More to the point, going to an elite school is neither necessary nor sufficient for success. It takes only a few seconds on Google to find scores of successful people who went to non-elite or middle rung (or lower) colleges and universities. Consider these few: Former Disney CEO Michael Eisner went to Denison College; Former US Secretary of State Rex Tillerson went to University of Texas-Austin; Congresswoman Maxine Waters went to California State University-Los Angeles; Warren Buffett went to University of Nebraska-Lincoln; President Joe Biden went to the University of Delaware; Actress Halle Berry went to Cuyahoga Community College; Kevin Johnson and Howard Schultz, CEOs of Starbucks, went to New Mexico State-Las Cruces and Northern Michigan University, respectively; Tom Hanks went to Chabot Community College and eventually dropped out of California State University-Sacramento; and, Steve Jobs famously dropped out of Reed College in Portland, Oregon. Clearly, it’s not the schools that made these people successful.

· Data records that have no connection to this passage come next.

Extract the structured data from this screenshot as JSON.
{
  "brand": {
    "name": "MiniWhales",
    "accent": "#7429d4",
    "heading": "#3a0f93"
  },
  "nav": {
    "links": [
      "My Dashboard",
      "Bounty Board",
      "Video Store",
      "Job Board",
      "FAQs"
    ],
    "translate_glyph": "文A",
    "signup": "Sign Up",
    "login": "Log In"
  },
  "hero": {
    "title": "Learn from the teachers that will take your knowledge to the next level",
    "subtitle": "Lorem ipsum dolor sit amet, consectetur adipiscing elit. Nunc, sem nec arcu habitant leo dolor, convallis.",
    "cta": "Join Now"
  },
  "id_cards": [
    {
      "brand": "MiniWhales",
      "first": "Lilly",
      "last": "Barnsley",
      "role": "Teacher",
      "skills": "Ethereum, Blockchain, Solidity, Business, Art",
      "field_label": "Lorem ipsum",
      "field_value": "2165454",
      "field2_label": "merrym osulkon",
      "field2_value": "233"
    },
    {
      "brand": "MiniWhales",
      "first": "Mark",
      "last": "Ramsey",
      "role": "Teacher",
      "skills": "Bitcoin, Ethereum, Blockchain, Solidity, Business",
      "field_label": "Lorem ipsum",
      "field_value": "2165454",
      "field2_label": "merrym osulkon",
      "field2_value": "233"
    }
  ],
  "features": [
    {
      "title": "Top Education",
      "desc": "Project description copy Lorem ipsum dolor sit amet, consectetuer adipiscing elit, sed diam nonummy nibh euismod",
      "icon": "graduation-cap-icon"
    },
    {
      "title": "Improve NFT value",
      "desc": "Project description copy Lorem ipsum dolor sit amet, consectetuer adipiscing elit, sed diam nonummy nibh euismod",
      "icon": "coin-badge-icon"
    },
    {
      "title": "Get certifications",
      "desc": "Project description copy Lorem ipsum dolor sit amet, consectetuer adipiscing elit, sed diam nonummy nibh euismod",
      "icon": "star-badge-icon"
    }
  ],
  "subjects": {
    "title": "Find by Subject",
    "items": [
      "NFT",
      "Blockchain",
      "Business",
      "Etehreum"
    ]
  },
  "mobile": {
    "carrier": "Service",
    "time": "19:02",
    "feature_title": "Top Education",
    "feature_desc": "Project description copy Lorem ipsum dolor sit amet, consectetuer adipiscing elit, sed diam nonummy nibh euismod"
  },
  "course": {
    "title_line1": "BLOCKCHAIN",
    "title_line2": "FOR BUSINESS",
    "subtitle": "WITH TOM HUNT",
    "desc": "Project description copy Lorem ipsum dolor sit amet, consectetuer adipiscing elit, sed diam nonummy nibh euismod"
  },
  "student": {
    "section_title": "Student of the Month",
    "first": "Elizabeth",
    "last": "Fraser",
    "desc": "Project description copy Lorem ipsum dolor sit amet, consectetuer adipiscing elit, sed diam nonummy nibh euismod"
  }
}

Likewise, we all know people with remarkably good—sometimes elite—educations who are living modest, non-celebrity but very productive, happy, and meaningful lives. I’m one of them. Conversely, there are dozens of very good schools that admit students with modest ACT scores. Even an elite school like my alma mater, the University of Chicago, will sometimes admit students with ACT scores as low as 20. Standardized test scores are just one component of the overall admission decision.
There are many paths to a great education and a successful life. Going to an elite university is not necessarily one of them.
What I’ve learned
I’ve been teaching for quite a while. Over the decades, a lot has changed, but much has stayed the same. For instance, students’ intellectual needs haven’t changed very much. Nor has the basic level of education necessary for a reasonably good life. (No, everyone does not need to code.)
Something else has stayed the same. It’s the students’ biology. Learning is actually a physiological process. In order to learn something, there has to be an actual change in brain organization. That’s why learning is difficult, and why it takes time. It’s no different from sports. In order to get better at tennis, you have to practice tennis. In order to learn math, you have to practice math.
To do well on a test like the ACT, you have to take it after having thoroughly and repeatedly practiced the material that it covers. That takes several years of high school, just like it takes several years to be a good tennis player.
Does the ACT discriminate? Yes, it does. It separates students based on how much high school material they’ve learned. That’s all.